Sometimes you just have to step outside yourself and the daily grind you find yourself in, and do things for others to realise what it is you really truly have in your hands. I find when I'm doing something for someone, I am at my most happiest. I feel I'm serving a purpose in my life that conjurs up feelings of self worth, gratitude, happiness and most of all kindness - something which I truly believe this world is really lacking in. It makes me look deep within myself and really analyse my life and not take what I have for granted nor get to bogged down with those things which I dont have. That's not to say I don't slip up and fall back into old ways but I feel that by doing a good deed, it makes me feel like a better person because I know I'm helping someone who is struggling.
So last weekend - myself and a few friends took part in the MS 24hr Megaswim. The feelings I got by accomplishing this goal were on par with what I had accomplished with the Cycling Cerebellums ride to Melbourne. I felt so proud and honoured to know that by doing what I was doing it was helping friends and others who are living with Multiple Sclerosis.
Did you know that "Diagnosis of MS is typically between 20 and 40 years of age, although onset of symptoms may be earlier. Three times more women are affected by MS than men and it is more common in cooler climates.

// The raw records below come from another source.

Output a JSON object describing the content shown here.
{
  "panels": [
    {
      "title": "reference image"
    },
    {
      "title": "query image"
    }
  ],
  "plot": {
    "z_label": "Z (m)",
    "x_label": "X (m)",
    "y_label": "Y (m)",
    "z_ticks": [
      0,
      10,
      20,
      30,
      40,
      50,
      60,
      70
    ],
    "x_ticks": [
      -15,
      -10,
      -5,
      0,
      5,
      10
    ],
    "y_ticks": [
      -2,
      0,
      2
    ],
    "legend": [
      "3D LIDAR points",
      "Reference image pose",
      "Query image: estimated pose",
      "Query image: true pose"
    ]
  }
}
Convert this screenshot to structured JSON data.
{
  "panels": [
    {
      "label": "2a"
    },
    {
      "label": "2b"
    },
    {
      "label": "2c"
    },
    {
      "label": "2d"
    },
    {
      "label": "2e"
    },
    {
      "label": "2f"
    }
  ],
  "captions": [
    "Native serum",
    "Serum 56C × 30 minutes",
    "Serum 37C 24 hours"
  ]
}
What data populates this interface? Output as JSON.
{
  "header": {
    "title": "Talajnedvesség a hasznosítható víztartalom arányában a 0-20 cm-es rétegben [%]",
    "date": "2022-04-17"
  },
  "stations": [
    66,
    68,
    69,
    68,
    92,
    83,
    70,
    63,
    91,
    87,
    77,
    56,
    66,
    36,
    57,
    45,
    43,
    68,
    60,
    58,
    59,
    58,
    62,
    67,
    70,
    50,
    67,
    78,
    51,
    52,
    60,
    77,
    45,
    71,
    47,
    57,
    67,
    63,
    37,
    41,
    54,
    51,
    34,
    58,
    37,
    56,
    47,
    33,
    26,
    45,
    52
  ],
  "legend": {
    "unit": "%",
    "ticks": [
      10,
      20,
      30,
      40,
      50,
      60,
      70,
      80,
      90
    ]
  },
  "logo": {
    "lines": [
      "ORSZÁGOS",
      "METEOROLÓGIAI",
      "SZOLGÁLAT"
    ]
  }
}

In Australia, over 21,000 people currently have MS however this figure is increasing as diagnosis methods become more advanced.
One in 20 Australians will be touched by MS through a family member, colleague or friend who is living with the disease". ~http://www.megaswim.com/Default.aspx~
So it's with this in mind - knowing full well that I have close friends with this condition that I am spurred on to want to do whatever it is I can to help.
We called ourselves "Team Stay Afloat" - a quirky yet original name - which the team really loved. And we stood by that name for the whole 24hrs. When we first got there we were given a few sheets to check off. These had 100m increment boxes up to every kilometre that you had to check off. The first page went to 53km and when I saw this I remember giggling and thinking "yeah sure, 53km is alot". But then the second page went to 110km or so and I thought "who can get to 110km swimming". Obviously the organisers knew something I didn't, and that's why they are the organisers.
The motivation and camaraderie within our team was amazing. We would cheer eachother on through the laps and high five eachother on the cross over from one swimmer to the next and within each of us I think we had such a sense of pride with what we were achieving - not just in a swimming sense but also in a fundraising and compassionate sense. We knew that by every lap we were swimming we were putting another dollar into the fight against MS.
It's hard not to feel driven and compelled to get in that water even when it felt like it was 20 degrees celsius at 3:30 in the morning. Because Janet, Todd, Ante and everyone with MS were our driving force. This sign looked over us whilst we did what we did.
As the hours clicked down and the final minutes were being counted we turned out 30min swim slots turned into a 200m relay to wake us all up - and that it did perfectly. The team voted me in to swim us across the finish line and the magic 24hr mark - what an honour it was. I will post up a video shortly of it -so stay tuned to this space.
It was so much fun doing this and cant wait to do it all again. Team Stay Afloat swam a whopping 78.4km and raised and awesome $2862.70 for people with Multiple Sclerosis. We simply couldn't be prouder if we tried. And whats even better still is that we are going to be back next year with not only 1 Team Stay Afloat but 2 Team Stay Afloats. That means more laps and more fundraising to be had. Yeahhhhh baby.